Leithart does state in the following paragraph that:

Yet this cannot be an excuse for Reformation divisions, or a cause of complacency. God divides in order to reunite: Adam becomes Adam-and-Eve so that the two might become one flesh; Israel and Judah separate in order to be reunited centuries later; Jews and Gentiles are divided by the cut of circumcision in order to be reunited in the Messiah’s circumcision on the cross.

This attribution of division and reunification within the church to God Himself seems to reflect the characteristic imbalance in Reformed theology of the “sovereignty of God” over and against human agency.  What of human agency for those divisions within the Body?  What of Luther’s contentious attitude that the Catholic Church undoubtedly reacted to with swift and firm condemnation?

Marburg and Division Entrenched

The fractured trajectory of both the Protestant Reformation as well as the next 500+ years of Western cultural history were solidified in the inability of the Protestant Fathers to agree on one of the most important Christian realities: the Real Presence.  Leithart recounts the events as follows:

The story of Reformation fragmentation is a complicated one, but we can isolate one central thread: Luther and Zwingli divided over the issue of the real presence at the Colloquy of Marburg in 1529. Once they divided, their followers perpetuated the division. Each side, of course, was convinced it was defending the true Reformation and that the opposing side had compromised or distorted the gospel. So convinced, they maintained separated traditions in order to protect the purity of the gospel.

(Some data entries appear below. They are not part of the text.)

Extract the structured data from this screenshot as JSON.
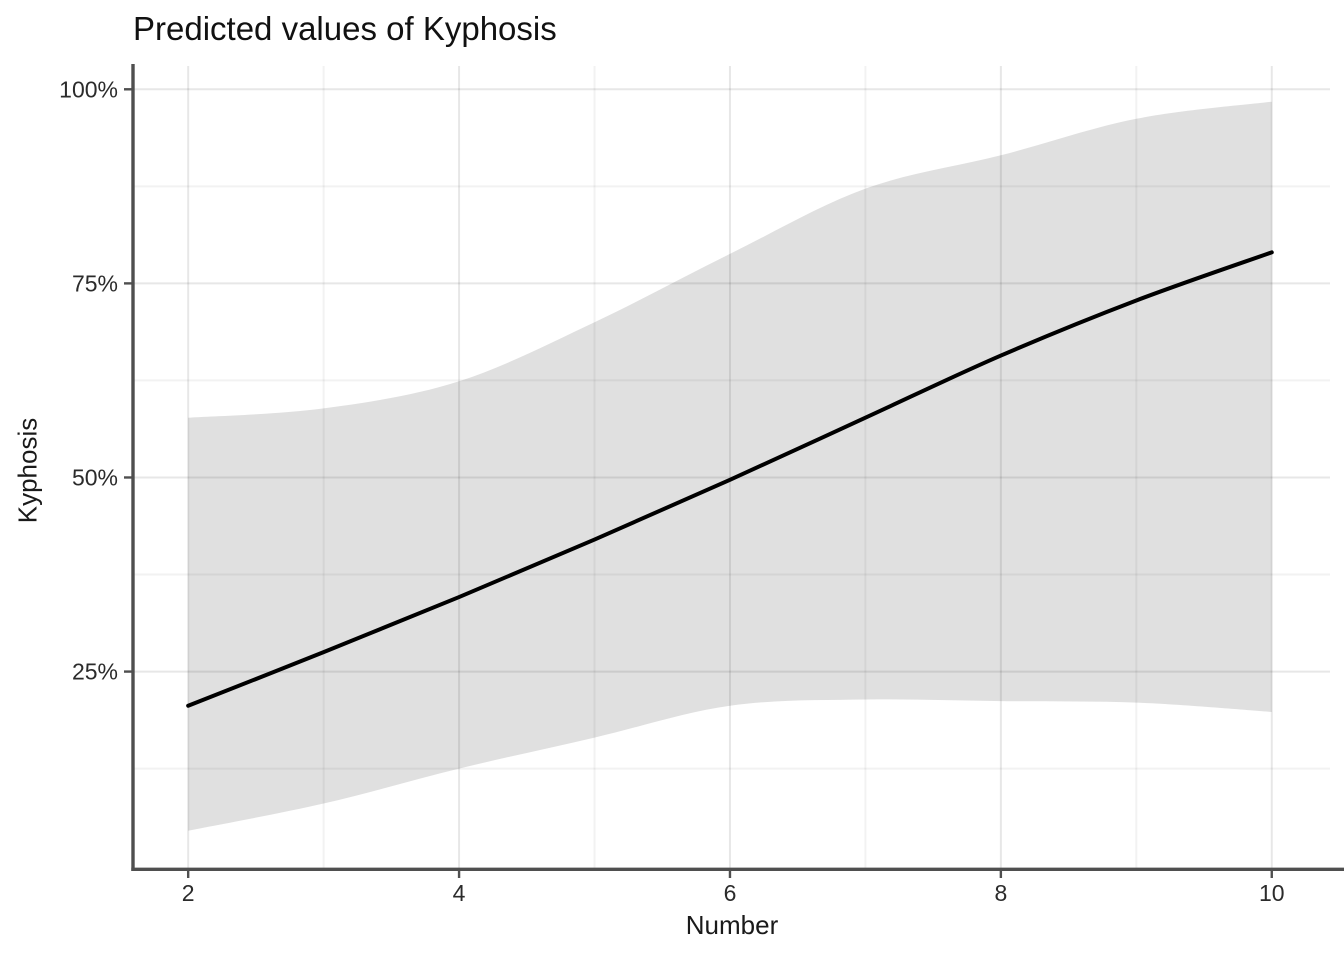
{
  "chart_data": {
    "type": "line",
    "title": "Predicted values of Kyphosis",
    "xlabel": "Number",
    "ylabel": "Kyphosis",
    "x": [
      2,
      3,
      4,
      5,
      6,
      7,
      8,
      9,
      10
    ],
    "series": [
      {
        "name": "predicted",
        "values": [
          20.6,
          27.5,
          34.6,
          42.0,
          49.7,
          57.7,
          65.7,
          72.8,
          79.0
        ]
      },
      {
        "name": "ci_lower",
        "values": [
          4.5,
          8.0,
          12.5,
          16.5,
          20.6,
          21.4,
          21.2,
          21.0,
          19.8
        ]
      },
      {
        "name": "ci_upper",
        "values": [
          57.7,
          58.9,
          62.4,
          70.0,
          78.8,
          87.2,
          91.5,
          96.2,
          98.4
        ]
      }
    ],
    "x_ticks": [
      2,
      4,
      6,
      8,
      10
    ],
    "x_tick_labels": [
      "2",
      "4",
      "6",
      "8",
      "10"
    ],
    "x_minor_ticks": [
      3,
      5,
      7,
      9
    ],
    "y_ticks": [
      25,
      50,
      75,
      100
    ],
    "y_tick_labels": [
      "25%",
      "50%",
      "75%",
      "100%"
    ],
    "y_minor_ticks": [
      12.5,
      37.5,
      62.5,
      87.5
    ],
    "xlim": [
      1.6,
      10.43
    ],
    "ylim": [
      -0.3,
      103
    ],
    "grid": true,
    "legend": "none",
    "colors": {
      "line": "#000000",
      "ribbon": "rgba(0,0,0,0.12)",
      "grid_major": "rgba(0,0,0,0.095)",
      "grid_minor": "rgba(0,0,0,0.05)",
      "axis": "#4f4f4f",
      "tick_text": "#2b2b2b",
      "background": "#ffffff"
    }
  }
}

While Marburg had the intention of unifying and bringing disparate parties together, it didn’t actually accomplish this.  It had the opposite effect, as Leithart notes:

The initial division at Marburg in 1529 was unwanted. Marburg began as an effort to unify the Protestant movement. But once Luther and Zwingli parted ways, the development of separate Lutheran and Reformed traditions was intentional.

A House Divided Still

Until we get the story of the Reformation straight, our divisions will persist.  Leithart’s ultimate view of the story of the Reformation is telling:

Had the Reformers been permitted [CS-empahsis added] to remain in the Catholic church, had the Catholic hierarchy been amenable to correction and repentance, the Reformation might have succeeded.

And:

Forcibly expelled [CS – emphasis added] from the Catholic church, divided into separate traditions, the Reformation failed: Failed in its initial and over-arching aim – to reform the Western church according to the gospel, to Christianize Christian civilization in Western Europe.

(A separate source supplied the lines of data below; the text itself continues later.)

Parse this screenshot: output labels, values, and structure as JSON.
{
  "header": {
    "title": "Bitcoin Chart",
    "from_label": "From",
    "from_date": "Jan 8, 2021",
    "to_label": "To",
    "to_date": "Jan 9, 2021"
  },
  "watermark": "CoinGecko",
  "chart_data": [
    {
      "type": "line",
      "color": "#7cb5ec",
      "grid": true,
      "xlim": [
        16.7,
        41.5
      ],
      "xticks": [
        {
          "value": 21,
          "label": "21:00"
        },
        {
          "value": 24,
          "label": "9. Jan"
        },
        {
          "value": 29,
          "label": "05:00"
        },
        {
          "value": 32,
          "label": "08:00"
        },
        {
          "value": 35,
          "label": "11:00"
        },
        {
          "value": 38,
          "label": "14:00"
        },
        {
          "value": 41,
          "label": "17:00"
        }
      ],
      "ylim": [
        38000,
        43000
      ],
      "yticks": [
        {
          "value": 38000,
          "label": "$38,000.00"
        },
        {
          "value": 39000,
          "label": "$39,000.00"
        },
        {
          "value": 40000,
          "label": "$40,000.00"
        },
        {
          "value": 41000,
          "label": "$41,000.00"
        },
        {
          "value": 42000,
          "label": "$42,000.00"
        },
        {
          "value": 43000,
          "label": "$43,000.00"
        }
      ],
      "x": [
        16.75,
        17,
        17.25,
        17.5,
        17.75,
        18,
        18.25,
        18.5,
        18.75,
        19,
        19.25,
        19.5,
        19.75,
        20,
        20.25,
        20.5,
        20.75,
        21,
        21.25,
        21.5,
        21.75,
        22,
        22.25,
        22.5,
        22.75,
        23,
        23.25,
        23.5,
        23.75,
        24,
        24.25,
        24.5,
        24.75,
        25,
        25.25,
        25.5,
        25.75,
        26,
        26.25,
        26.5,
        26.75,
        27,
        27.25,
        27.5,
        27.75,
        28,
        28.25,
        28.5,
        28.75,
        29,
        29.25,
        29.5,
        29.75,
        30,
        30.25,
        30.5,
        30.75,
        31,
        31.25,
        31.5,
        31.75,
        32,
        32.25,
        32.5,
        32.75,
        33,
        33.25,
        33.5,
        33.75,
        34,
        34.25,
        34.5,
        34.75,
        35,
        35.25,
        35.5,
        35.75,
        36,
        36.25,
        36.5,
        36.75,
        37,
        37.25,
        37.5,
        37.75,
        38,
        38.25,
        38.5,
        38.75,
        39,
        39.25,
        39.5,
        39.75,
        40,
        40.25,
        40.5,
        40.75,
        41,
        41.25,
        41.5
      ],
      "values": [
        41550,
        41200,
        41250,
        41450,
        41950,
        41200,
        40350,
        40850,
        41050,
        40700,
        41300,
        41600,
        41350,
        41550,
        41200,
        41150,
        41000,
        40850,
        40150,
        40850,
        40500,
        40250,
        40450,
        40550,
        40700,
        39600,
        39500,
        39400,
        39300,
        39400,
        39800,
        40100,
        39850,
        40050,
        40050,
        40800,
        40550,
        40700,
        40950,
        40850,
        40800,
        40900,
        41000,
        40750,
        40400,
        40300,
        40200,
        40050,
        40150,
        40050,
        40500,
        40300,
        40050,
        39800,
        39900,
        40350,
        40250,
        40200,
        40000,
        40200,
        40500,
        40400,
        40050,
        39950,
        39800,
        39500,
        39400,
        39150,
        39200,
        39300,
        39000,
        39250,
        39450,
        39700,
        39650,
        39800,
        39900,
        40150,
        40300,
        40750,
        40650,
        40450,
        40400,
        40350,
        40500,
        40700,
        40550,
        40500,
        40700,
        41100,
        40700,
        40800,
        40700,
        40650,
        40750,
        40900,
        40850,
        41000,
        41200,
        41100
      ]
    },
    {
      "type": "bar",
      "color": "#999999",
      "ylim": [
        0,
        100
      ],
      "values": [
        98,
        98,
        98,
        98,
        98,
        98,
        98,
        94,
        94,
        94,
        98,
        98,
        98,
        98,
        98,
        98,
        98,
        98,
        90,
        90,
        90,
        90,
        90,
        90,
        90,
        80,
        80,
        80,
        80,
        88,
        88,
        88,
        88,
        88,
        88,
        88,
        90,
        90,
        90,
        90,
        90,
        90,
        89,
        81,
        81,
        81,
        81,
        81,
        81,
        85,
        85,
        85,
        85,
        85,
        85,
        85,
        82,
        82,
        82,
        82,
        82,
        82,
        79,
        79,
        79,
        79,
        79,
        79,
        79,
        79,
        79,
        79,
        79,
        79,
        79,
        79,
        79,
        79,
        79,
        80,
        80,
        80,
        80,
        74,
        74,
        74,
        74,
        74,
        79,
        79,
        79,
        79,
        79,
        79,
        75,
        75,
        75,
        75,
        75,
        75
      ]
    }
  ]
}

Luther was permitted to remain in the Catholic Church.  He was not in any way “forcibly expelled.”  This obscures the basic facts of the situation and misunderstands how the Church has always dealt with matters of heresy.  Luther stubbornly and defiantly refused to recant and repent.  He was deemed out of bounds by the legitimate authority in the Catholic Church.  Luther excommunicated himself.

Leithart concludes:

Protestantism will not reach its end goal until the Reformation’s divisions end.

A key aspect of ending the divisions will have to do with healing the divisive attitudes and practices that started the whole thing.  I’m going to end on what I think is a key aspect of the current agreement between Lutherans and Catholics in From Conflict to Communion, from Section 16:

What happened in the past cannot be changed, but what is remembered of the past and how it is remembered can, with the passage of time, indeed change. Remembrance makes the past present. While the past itself is unalterable, the presence of the past in the present is alterable. In view of 2017, the point is not to tell a different history, but to tell that history differently.